Tuesday, October 20, 2009

Fauna change

Today the Oregon Junco has returned en masse to Lotus Island. They are slipping and flitting everywhere, reexploring the locale. Next will be the Rufus sided Towhees. They, like their cousins are our winter bird. They fly so close to the ground in the underbrush I have momentarily mistaken them for a rat. Startling! The Black Tailed Mule deer have lost their smooth caramel coats for a heavier grey brown and the young bucks are starting to rut and have already slashed my declining Gunnera to pieces and soon will sharpen up on the bark of various defenseless trees. The pianist and I watched a river otter run across the lawn from the harbour yesterday and it flushed out a bunny that it startled. I don't really think an otter would eat a bunny but the bunny obviously wasn't taking chances. The otter with a long body and tail and short legs runs in a sinuous, loping fashion,quite ungainly. The California quail walnuts are now large but still clinging together and listening to mum and dad. There are a few runty sized deer still around, late gestations, and I fear for them this winter as they have little flesh.
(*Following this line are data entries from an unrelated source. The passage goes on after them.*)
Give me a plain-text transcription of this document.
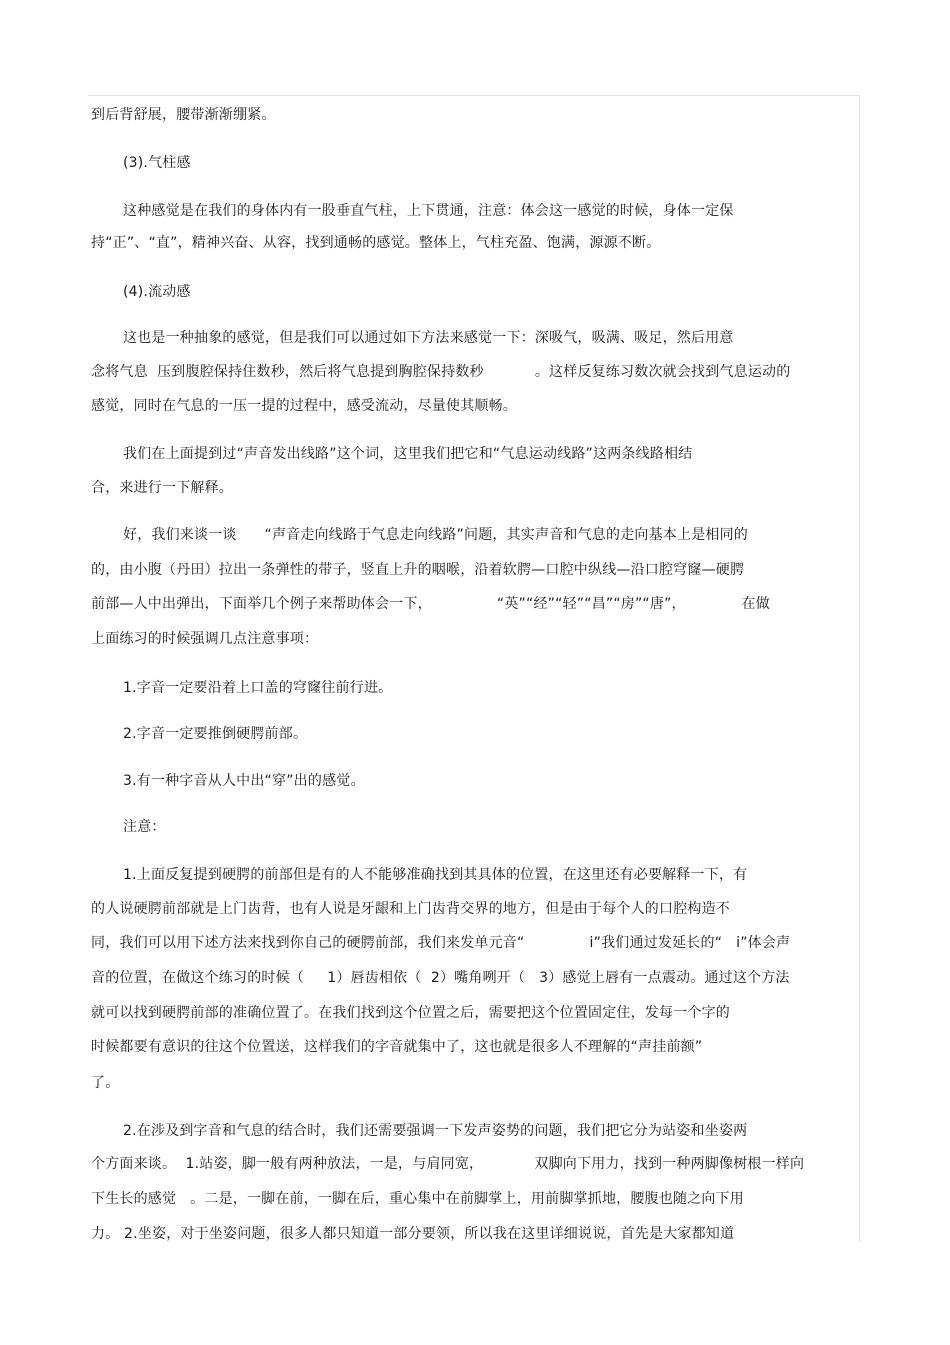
到后背舒展，腰带渐渐绷紧。
(3).气柱感
这种感觉是在我们的身体内有一股垂直气柱，上下贯通，注意：体会这一感觉的时候，身体一定保
持“正”、“直”，精神兴奋、从容，找到通畅的感觉。整体上，气柱充盈、饱满，源源不断。
(4).流动感
这也是一种抽象的感觉，但是我们可以通过如下方法来感觉一下：深吸气，吸满、吸足，然后用意
念将气息  压到腹腔保持住数秒，然后将气息提到胸腔保持数秒           。这样反复练习数次就会找到气息运动的
感觉，同时在气息的一压一提的过程中，感受流动，尽量使其顺畅。
我们在上面提到过“声音发出线路”这个词，这里我们把它和“气息运动线路”这两条线路相结
合，来进行一下解释。
好，我们来谈一谈      “声音走向线路于气息走向线路”问题，其实声音和气息的走向基本上是相同的
的，由小腹（丹田）拉出一条弹性的带子，竖直上升的咽喉，沿着软腭—口腔中纵线—沿口腔穹窿—硬腭
前部—人中出弹出，下面举几个例子来帮助体会一下，              “英”“经”“轻”“昌”“房”“唐”，            在做
上面练习的时候强调几点注意事项：
1.字音一定要沿着上口盖的穹窿往前行进。
2.字音一定要推倒硬腭前部。
3.有一种字音从人中出“穿”出的感觉。
注意：
1.上面反复提到硬腭的前部但是有的人不能够准确找到其具体的位置，在这里还有必要解释一下，有
的人说硬腭前部就是上门齿背，也有人说是牙龈和上门齿背交界的地方，但是由于每个人的口腔构造不
同，我们可以用下述方法来找到你自己的硬腭前部，我们来发单元音“              i”我们通过发延长的“   i”体会声
音的位置，在做这个练习的时候（     1）唇齿相依（  2）嘴角咧开（   3）感觉上唇有一点震动。通过这个方法
就可以找到硬腭前部的准确位置了。在我们找到这个位置之后，需要把这个位置固定住，发每一个字的
时候都要有意识的往这个位置送，这样我们的字音就集中了，这也就是很多人不理解的“声挂前额”
了。
2.在涉及到字音和气息的结合时，我们还需要强调一下发声姿势的问题，我们把它分为站姿和坐姿两
个方面来谈。  1.站姿，脚一般有两种放法，一是，与肩同宽，           双脚向下用力，找到一种两脚像树根一样向
下生长的感觉   。二是，一脚在前，一脚在后，重心集中在前脚掌上，用前脚掌抓地，腰腹也随之向下用
力。 2.坐姿，对于坐姿问题，很多人都只知道一部分要领，所以我在这里详细说说，首先是大家都知道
There is often a corpse or so later, under the tool shed, frozen stiff. The deer here are endemic as there are virtually no predators. We have all adapted to the deer and they to us. This is a great spider season. The webs in the morning with the dew are fantastic and if you don't duck, wherever you walk outside you get a face full of web. We are careful around the old woodpile for the "Widow and the Brown Recuse". A large empty wasp nest we finally took down from the top of a pear tree, wasps long gone. The nests are beautifully made. The fruit flies in the compost generate at an unbelievable rate and it is not surprising that the ancients believed in spontaneous generation.Thank goodness the fruit is soon finished, however there is an interesting observation to make. The fruit in the house has a myriad of fruit flies, whereas the supermarket fruit section has no fruit flies. Tells you something doesn't it?